After hours of negotiations with police that ended with a confrontation inside a Mid-Beach apartment Thursday night, authorities shot and killed a man suspected of robbing a Miami Beach bank.
The 40-year-old man, whose name is being withheld by police at this time, was the suspect in the robbery of the Regions Bank at 780 41st St. early Thursday afternoon. Police say fled to his second-floor apartment only two blocks away, where he barricaded himself during a standoff that lasted several hours.
The shooting marked the end of a long day for the Mid-Beach neighborhood along the westernmost stretch of 41st Street. Cops first responded to a bank robbery at 1:20 p.m. at the Regions Bank, where the man left two people with serious head injuries after assaulting them during the robbery.
He also left an object resembling an explosive device on the ground, prompting Miami-Dade’s bomb squad to come and a shutdown of a section of 41st Street for a few hours. As a robot was used to investigate the item, traffic backed up on the Julia Tuttle Causeway for much of the early afternoon.
The FBI and Miami-Dade cleared the item around 4:30 p.m.
Meanwhile, by about 2:30 p.m., police were already negotiating with the man at his apartment. Neighboring units were all evacuated, and no one other residents were involved, according to police.
Police released a snapshot of the man from surveillance footage inside the bank. The image shows the man with sunglasses and short, brown, slicked-back hair in a long-sleeve camouflage shirt receiving money from a teller as he holds an object in his other hand.
The amount of money taken has not been released.
Eyewitnesses said he then ran home, just two-blocks away, and hid. It didn’t take long for the cops to find him, and after hours of unsuccessful talks, police used other methods, like tear gas, to get him to surrender.
It didn’t work. SWAT officers then entered the apartment to arrest the suspect.
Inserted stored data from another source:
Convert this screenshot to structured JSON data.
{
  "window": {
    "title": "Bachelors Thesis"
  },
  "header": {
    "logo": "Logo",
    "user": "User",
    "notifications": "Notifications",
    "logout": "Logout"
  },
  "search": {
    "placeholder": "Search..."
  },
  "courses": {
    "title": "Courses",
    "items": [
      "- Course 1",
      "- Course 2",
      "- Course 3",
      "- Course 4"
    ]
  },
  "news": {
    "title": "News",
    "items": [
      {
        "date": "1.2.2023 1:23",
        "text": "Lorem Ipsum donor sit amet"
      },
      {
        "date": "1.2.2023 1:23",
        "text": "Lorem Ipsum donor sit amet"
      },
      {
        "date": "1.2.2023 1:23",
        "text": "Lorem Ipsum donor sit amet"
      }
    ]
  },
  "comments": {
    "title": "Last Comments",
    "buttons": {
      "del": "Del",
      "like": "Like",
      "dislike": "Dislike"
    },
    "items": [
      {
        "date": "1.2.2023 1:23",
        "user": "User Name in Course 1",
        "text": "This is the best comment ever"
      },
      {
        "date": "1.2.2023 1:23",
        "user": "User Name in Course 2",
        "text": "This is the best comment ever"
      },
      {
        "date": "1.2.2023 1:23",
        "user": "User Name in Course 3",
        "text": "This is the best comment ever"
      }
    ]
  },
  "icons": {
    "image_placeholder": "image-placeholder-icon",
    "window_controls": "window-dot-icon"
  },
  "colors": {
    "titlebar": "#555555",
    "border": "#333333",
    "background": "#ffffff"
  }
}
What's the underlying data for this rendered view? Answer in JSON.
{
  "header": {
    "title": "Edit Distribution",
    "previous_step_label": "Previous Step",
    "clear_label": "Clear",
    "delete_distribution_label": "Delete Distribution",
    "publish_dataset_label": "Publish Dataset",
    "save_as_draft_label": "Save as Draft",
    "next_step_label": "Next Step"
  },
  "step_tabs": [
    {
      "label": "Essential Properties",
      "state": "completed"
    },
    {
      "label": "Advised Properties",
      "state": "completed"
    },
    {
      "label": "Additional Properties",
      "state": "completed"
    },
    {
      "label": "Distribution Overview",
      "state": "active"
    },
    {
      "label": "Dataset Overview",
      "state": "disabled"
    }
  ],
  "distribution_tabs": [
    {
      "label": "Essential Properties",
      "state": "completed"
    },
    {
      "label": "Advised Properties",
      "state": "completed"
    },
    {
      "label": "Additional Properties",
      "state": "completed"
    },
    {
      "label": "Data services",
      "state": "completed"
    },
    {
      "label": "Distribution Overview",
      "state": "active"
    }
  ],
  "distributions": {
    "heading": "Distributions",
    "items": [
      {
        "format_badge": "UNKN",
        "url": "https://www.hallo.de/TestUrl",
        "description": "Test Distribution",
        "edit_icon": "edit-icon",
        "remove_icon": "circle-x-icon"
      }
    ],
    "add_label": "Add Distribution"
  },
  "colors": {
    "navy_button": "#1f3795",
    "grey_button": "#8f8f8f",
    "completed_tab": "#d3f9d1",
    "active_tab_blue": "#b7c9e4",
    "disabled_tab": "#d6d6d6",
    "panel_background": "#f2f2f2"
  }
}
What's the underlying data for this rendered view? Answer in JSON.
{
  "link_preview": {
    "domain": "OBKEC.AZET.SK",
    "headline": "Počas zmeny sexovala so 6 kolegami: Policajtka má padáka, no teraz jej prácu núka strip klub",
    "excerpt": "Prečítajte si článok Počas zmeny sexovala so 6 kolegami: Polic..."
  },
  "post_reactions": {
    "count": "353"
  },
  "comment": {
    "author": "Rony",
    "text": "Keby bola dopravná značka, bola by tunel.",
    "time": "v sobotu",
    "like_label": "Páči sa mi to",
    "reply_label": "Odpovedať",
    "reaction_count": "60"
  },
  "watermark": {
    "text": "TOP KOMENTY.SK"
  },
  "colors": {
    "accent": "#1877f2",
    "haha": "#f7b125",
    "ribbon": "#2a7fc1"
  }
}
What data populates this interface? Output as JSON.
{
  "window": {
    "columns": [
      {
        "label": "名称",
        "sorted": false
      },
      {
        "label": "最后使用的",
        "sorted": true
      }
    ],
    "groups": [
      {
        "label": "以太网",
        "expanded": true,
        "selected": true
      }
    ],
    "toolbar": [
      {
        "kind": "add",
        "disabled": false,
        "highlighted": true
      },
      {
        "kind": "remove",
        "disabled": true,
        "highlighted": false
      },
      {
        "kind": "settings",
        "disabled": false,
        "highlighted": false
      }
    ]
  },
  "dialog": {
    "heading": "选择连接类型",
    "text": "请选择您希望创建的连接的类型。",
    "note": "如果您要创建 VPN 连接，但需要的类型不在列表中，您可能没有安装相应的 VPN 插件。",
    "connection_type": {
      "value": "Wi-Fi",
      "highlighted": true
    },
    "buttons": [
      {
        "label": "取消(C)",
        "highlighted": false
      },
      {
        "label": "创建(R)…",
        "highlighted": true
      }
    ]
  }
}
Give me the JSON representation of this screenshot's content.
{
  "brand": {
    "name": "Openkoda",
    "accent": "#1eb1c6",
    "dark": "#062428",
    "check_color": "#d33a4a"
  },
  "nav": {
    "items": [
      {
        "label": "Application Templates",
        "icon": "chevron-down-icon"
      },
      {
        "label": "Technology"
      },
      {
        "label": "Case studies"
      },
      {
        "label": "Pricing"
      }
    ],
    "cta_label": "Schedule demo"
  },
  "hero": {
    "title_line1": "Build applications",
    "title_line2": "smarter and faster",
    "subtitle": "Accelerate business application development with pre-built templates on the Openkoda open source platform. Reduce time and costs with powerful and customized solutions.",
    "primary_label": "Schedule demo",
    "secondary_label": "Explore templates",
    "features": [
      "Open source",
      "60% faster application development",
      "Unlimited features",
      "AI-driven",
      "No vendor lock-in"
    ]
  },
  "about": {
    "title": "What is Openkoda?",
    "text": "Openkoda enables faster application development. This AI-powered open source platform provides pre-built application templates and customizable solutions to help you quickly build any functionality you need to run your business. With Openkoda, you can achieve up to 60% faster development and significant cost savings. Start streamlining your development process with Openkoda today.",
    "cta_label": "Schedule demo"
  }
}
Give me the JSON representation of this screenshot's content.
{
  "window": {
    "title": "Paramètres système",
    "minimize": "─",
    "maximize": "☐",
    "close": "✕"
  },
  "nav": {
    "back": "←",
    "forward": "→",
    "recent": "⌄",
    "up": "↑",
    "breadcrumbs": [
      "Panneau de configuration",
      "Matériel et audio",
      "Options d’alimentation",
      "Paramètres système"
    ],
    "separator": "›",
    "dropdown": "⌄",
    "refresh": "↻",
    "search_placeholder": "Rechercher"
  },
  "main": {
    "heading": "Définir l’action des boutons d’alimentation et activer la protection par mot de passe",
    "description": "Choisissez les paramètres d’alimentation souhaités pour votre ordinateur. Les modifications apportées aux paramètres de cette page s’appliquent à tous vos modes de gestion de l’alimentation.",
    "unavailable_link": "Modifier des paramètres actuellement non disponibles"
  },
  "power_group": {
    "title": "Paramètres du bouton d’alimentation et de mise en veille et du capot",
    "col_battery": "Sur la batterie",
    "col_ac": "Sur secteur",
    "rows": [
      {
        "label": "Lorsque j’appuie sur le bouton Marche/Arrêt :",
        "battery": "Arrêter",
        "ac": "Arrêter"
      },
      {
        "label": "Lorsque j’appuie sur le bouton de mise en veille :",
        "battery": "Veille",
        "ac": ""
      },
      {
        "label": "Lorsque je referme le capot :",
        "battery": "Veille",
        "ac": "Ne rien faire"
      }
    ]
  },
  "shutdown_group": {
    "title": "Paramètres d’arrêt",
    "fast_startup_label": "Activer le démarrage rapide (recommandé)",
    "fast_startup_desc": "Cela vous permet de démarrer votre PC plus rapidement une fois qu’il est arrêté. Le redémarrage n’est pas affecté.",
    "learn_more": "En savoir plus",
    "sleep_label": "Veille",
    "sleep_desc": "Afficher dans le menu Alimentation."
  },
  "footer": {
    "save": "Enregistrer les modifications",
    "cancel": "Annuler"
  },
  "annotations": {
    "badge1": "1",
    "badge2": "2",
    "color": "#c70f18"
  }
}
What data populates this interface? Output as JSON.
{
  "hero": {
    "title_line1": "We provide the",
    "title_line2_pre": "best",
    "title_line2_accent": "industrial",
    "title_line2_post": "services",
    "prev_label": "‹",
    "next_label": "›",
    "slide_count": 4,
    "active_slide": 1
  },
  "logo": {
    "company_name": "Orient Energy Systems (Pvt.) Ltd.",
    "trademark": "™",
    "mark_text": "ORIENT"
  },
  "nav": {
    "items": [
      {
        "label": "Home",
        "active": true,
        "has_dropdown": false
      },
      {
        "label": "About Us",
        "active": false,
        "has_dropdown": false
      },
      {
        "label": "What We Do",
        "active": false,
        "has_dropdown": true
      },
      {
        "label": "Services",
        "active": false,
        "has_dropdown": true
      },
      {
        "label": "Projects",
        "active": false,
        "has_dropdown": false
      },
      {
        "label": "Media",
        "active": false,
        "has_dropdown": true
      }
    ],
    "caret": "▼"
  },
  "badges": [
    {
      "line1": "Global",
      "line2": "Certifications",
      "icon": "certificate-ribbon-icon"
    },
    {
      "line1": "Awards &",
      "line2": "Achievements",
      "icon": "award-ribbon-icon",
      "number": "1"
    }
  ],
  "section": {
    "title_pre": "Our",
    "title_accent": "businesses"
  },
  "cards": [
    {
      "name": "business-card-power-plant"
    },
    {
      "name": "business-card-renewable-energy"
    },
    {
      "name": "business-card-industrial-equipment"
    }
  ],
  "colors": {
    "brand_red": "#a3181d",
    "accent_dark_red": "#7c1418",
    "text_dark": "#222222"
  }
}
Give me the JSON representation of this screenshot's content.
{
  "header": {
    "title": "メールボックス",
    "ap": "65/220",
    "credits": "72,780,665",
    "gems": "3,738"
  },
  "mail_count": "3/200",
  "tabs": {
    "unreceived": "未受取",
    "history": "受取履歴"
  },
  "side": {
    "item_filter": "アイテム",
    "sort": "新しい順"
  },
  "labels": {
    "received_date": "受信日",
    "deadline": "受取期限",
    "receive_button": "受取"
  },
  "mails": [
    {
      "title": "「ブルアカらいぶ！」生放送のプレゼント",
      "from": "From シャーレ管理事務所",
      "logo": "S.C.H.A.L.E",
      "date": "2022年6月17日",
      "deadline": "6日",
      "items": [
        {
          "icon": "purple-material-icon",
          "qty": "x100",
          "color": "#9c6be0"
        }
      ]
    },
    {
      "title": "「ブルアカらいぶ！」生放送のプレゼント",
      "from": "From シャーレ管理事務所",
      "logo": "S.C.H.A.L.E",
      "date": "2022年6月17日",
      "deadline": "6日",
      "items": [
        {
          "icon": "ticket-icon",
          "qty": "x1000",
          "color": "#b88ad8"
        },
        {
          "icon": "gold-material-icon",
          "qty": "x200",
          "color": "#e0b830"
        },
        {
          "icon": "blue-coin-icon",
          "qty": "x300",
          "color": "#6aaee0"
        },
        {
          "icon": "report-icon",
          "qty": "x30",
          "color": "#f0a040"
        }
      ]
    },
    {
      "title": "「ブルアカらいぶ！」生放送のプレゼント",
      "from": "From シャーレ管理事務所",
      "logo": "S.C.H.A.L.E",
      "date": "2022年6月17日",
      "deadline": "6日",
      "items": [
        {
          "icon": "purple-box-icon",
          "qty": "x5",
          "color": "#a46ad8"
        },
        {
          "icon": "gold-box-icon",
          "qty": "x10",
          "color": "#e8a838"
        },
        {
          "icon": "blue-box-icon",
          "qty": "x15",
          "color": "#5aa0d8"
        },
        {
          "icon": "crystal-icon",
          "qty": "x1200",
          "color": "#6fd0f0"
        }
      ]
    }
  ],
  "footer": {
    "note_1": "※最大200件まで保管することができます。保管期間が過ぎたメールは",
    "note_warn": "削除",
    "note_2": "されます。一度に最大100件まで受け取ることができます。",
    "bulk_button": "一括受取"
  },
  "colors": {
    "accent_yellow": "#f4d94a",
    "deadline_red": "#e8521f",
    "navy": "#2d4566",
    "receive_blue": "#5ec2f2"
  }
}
Police say a confrontation ensued, and the man died on the scene when he was hit with gunfire from two Miami Beach officers around 8:50 p.m.
Authorities did not say whether the man was armed.
In a statement released early Friday morning, Beach police said they were familiar with the man because of his record.
“The suspect was known to MBPD for prior arrests here, including arrests for other acts of violence,” reads the statement.
Michael Klein, a 17-year-old who lives in the neighborhood and came to watch what was happening, said he heard the flurry of gunshots before a cop signaled an ambulance to pull into the area marked off by police tape.
“The ambulance left empty,” he said.
The incident is the first since the city adopted a policy to bring in Miami-Dade Police to investigate officer-involved shootings when the administration deems it necessary.
Police Chief Dan Oates brought the idea to the City Commission in early May, citing recent scrutiny of the police profession. Commissioners approved the idea.
Police Chief Dan Oates said he spoke to Miami-Dade director JD Patterson, who agreed investigate police shootings on ad-hoc basis …
— Joey Flechas (@joeflech) May 6, 2015
Beach police released a statement early Friday morning saying multiple agencies are involved in the investigation:
“In the interest of transparency, MBPD requested that the Miami-Dade Police Department assist in the investigation of this event, and Miami-Dade homicide investigators are working jointly with MBPD and the FBI in the ongoing investigation.”